United by oil and ancestry: Norway coming to check on investment in North DakotaNorth Dakota and Norway are different places in many ways — the “mountains” here might charitably be called hills over there — but for a century and a half they’ve both been home to a lot of self-described Norwegians.
By: By Chuck Haga , Forum Communications, The Jamestown Sun
North Dakota and Norway are different places in many ways — the “mountains” here might charitably be called hills over there — but for a century and a half they’ve both been home to a lot of self-described Norwegians.

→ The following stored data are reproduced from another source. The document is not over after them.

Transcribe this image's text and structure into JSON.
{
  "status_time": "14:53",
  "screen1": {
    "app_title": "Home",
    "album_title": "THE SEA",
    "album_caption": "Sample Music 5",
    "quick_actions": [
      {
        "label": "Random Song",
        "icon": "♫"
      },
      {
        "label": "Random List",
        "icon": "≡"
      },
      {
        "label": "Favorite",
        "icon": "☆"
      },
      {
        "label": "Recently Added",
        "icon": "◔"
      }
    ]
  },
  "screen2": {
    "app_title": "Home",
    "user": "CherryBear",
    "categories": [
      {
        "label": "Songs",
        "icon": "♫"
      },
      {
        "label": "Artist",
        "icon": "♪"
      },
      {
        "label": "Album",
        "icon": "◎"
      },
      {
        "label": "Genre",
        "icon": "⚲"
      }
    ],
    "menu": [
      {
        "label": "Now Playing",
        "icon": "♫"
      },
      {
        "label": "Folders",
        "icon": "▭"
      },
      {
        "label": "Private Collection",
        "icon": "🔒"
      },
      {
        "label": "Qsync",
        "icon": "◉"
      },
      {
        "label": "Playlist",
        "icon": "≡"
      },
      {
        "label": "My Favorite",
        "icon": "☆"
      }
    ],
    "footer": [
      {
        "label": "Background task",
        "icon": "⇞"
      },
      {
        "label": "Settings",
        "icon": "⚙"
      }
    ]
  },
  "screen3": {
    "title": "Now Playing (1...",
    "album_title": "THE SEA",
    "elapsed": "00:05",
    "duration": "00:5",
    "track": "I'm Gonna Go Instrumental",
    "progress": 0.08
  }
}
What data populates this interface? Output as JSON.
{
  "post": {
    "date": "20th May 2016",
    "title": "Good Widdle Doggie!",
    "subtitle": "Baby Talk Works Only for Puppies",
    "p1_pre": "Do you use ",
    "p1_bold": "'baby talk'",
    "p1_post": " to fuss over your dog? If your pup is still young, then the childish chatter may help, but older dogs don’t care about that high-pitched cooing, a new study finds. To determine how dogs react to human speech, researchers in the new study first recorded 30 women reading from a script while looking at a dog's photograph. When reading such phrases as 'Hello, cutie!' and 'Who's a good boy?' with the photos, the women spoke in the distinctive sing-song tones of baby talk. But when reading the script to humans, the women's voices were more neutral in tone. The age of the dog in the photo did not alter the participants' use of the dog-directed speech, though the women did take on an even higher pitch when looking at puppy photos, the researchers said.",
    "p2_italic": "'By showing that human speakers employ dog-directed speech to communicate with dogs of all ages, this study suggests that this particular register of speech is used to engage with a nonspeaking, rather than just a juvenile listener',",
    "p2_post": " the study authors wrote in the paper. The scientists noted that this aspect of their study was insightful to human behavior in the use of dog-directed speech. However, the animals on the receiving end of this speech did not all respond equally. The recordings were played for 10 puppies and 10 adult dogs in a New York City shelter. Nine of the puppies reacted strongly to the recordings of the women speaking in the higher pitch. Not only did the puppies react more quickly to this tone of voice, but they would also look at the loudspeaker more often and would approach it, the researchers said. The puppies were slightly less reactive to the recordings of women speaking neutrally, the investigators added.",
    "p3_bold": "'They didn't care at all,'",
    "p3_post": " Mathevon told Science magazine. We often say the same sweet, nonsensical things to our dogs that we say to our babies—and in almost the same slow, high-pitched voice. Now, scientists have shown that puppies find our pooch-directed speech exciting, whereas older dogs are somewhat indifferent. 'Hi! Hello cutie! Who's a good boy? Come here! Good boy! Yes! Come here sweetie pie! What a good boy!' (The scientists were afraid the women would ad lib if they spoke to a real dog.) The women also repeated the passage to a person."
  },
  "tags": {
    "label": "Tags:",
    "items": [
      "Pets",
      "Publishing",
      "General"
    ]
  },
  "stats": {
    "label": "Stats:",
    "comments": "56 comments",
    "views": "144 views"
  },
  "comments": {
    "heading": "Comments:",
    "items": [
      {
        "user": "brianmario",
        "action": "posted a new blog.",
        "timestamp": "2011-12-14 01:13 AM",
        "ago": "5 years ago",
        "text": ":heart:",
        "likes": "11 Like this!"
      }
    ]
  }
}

Now they share another feature, a booming oil industry, and next week Norway’s top oil official will lead a delegation to the state with stops in Bismarck, Williston and Grand Forks, where Ola Borten Moe, the Norwegian minister of petroleum and energy, will discuss the future of the industry Monday at the University of North Dakota-based Nordic Initiative.
Statoil, the Norwegian oil giant, underscored the new connection last year by acquiring — for $4.4 billion — the Texas-based Brigham Exploration Co., which gives Statoil a huge presence in western North Dakota.

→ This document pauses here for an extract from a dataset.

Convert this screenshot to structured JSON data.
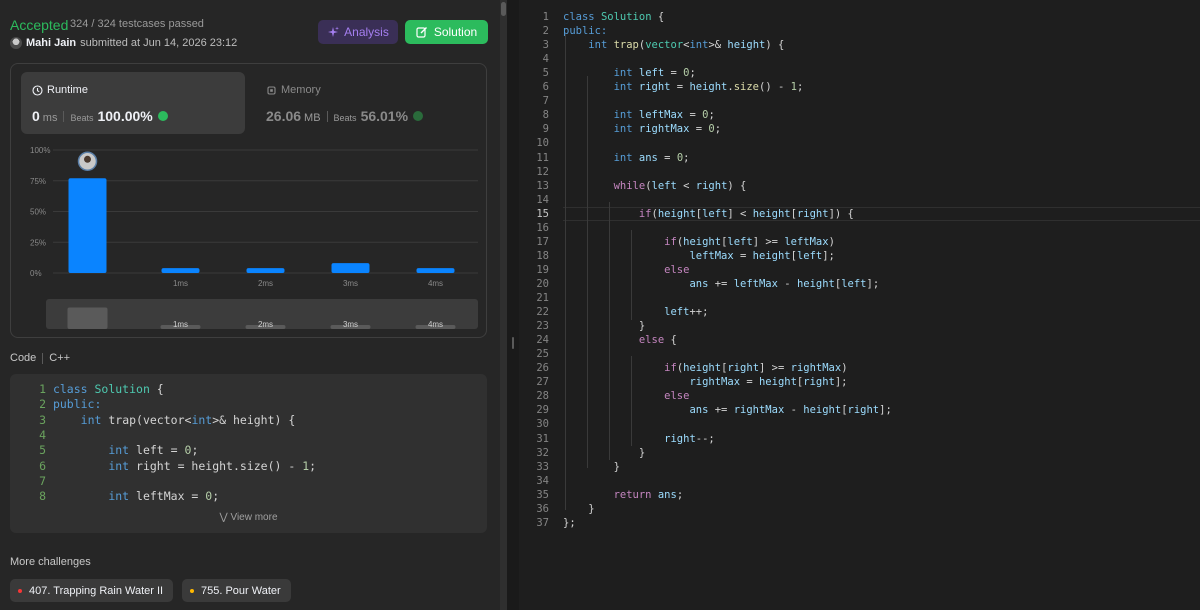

Bruce Gjovig, director of the Center for Innovation and leader of Nordic Initiative, noted that the Norwegian government has majority control of Statoil.

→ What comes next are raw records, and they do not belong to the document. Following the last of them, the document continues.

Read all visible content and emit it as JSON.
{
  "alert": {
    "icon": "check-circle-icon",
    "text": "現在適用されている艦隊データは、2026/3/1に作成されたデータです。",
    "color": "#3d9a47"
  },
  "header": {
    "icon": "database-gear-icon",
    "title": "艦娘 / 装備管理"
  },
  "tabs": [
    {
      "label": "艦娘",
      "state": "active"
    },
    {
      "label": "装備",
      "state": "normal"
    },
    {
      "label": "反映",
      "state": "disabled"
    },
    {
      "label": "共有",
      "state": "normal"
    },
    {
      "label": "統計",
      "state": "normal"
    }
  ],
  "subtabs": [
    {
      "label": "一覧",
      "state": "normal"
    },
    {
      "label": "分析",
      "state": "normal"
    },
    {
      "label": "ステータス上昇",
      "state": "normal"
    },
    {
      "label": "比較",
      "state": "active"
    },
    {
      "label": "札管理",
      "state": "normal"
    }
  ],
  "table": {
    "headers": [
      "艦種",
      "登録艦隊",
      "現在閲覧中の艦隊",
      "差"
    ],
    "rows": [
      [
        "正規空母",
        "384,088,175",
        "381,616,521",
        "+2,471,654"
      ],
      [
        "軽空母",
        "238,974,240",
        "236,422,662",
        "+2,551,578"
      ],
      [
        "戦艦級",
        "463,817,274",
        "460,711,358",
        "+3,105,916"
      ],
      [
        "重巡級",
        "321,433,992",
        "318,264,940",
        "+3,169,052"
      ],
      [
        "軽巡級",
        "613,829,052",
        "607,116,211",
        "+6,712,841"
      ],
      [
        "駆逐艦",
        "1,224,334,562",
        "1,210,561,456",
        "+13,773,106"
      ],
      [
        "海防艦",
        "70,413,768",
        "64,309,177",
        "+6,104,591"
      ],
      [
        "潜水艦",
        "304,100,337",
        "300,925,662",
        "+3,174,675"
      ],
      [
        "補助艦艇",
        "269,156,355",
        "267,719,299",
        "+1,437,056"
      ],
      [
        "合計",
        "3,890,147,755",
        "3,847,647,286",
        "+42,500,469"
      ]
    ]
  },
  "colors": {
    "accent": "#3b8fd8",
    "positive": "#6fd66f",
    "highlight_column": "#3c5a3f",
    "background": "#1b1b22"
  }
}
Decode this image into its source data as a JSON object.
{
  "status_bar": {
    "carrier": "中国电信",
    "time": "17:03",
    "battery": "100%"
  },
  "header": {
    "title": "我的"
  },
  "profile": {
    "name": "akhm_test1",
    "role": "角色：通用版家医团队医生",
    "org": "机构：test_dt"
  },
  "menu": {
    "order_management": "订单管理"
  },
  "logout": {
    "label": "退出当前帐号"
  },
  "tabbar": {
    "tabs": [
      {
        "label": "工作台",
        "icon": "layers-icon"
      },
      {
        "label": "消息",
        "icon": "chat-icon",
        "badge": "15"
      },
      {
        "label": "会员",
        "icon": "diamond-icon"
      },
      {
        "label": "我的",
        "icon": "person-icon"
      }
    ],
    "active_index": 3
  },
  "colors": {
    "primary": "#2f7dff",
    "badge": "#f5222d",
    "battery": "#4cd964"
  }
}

“This means not only that Statoil is heavily invested in North Dakota, but also the country of Norway is heavily invested in North Dakota,” Gjovig said. “The ties are not only cultural, historical and ancestral, but now also in business and trade.”
The acquisition of Brigham Exploration gave Statoil interest in more than 375,000 acres in the Williston Basin, which includes the Bakken and Three Forks oil formations, among the largest deposits of recoverable oil in the United States. The state has jumped to second among the leading U.S. oil-producing states.
“The U.S. unconventional plays hold a substantial resource base and represent an increasingly important part of future energy supplies,” Statoil president Helge Lund declared on the company’s website when the deal was announced last October.
“Entering the Bakken and Three Forks tight oil plays and taking on operatorship represents a new significant step for Statoil,” he said. “We are positioning ourselves as a leading player in the fast-growing U.S. onshore oil and gas industry.”
Since the discovery of oil and gas on the Norwegian continental shelf more than 40 years ago, the country of 5 million people has become one of the largest exporters of oil and gas in the world. It also has used oil revenues to amass a pension fund of more than $600 billion.
Moe, 36, became oil minister two years ago. A farmer, he is a member of the Norwegian Storting, or parliament, and vice chairman of the Center Party, part of the ruling government coalition.